Cochrane systematic reviews open with a PRISMA flow diagram because the defensibility of every downstream claim depends on the reader understanding what was searched, what was screened, what was included, and on what grounds. The wiki’s defensibility argument (CLAUDE.md Part 1) rests on the same property: any hostile reader — a plaintiff’s expert, a regulatory reviewer, a competing standards body — must be able to see the universe the wiki is accountable to, not just the slice it has published.

Naming the gap is the work. The gap is not the failure mode; the failure mode is the gap being invisible.
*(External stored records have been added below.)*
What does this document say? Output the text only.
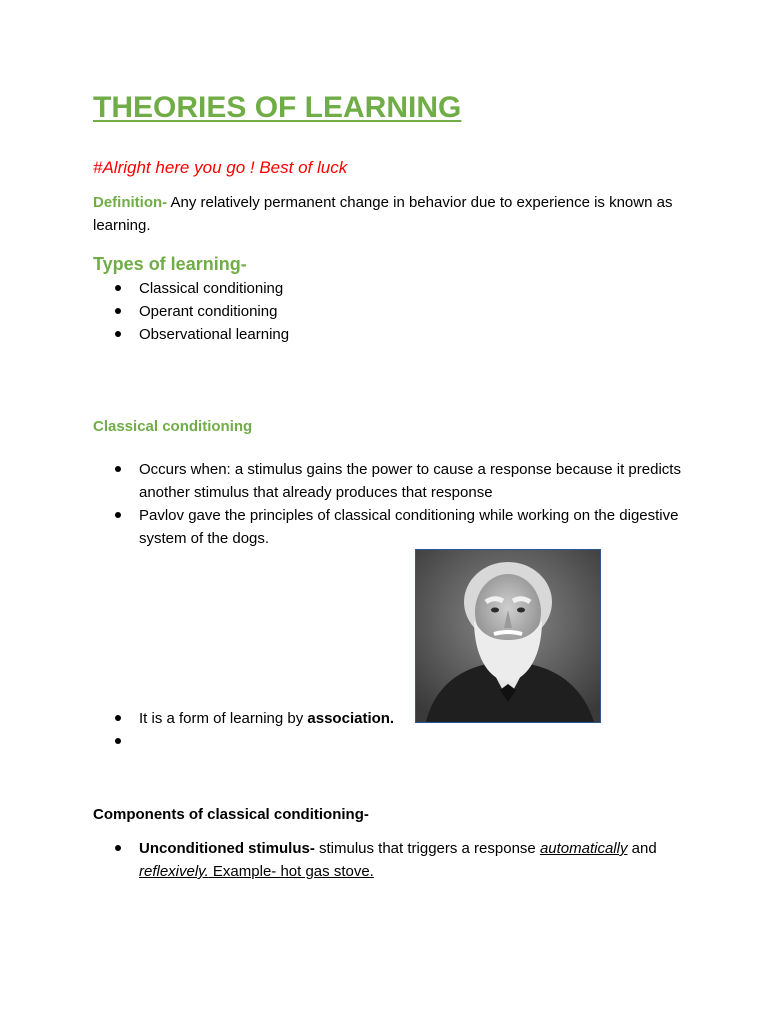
THEORIES OF LEARNING

#Alright here you go ! Best of luck

Definition- Any relatively permanent change in behavior due to experience is known as learning.

Types of learning-
Classical conditioning
Operant conditioning
Observational learning
Classical conditioning
Occurs when: a stimulus gains the power to cause a response because it predicts another stimulus that already produces that response
Pavlov gave the principles of classical conditioning while working on the digestive system of the dogs.
It is a form of learning by association.

Components of classical conditioning-

Unconditioned stimulus- stimulus that triggers a response automatically and reflexively. Example- hot gas stove.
  • methodology — full methodology page (source selection, evidence tiers, extraction protocol, HMT&C firewall)
  • editorial-standards — editorial conventions, writing style, audience layering
  • overview — high-level orientation for newcomers
  • synthesis — current best synthesis of the corpus across metals and matrices

Provenance and reproducibility

This page is auto-regenerated by tools/build-coverage-page.mjs from on-disk data. Inputs:

  • raw/manifest/triage-manifest.csv — the triage universe (immutable record of the literature search)
  • wiki/sources/*.md — promoted source pages (frontmatter: evidence_tier, source_type)
  • wiki/ingredients/, wiki/products/, wiki/metals/, wiki/regulations/, wiki/mitigation/, wiki/microbiome/, wiki/testing/
  • data/taxonomy/hmtc-v2.json — locked HMTc Comprehensive Testing Category Taxonomy v2.0
  • data/evidence/taxonomy-coverage-audit.csv — output of tools/taxonomy/audit-coverage.mjs
  • data/evidence/product_source_routing_audit.csv — output of tools/evidence/build-routing-audit.mjs

No hand-maintained tallies. Every count derives from on-disk frontmatter or structured-evidence files. If a count looks wrong, the underlying data is what changed, not this page’s narrative.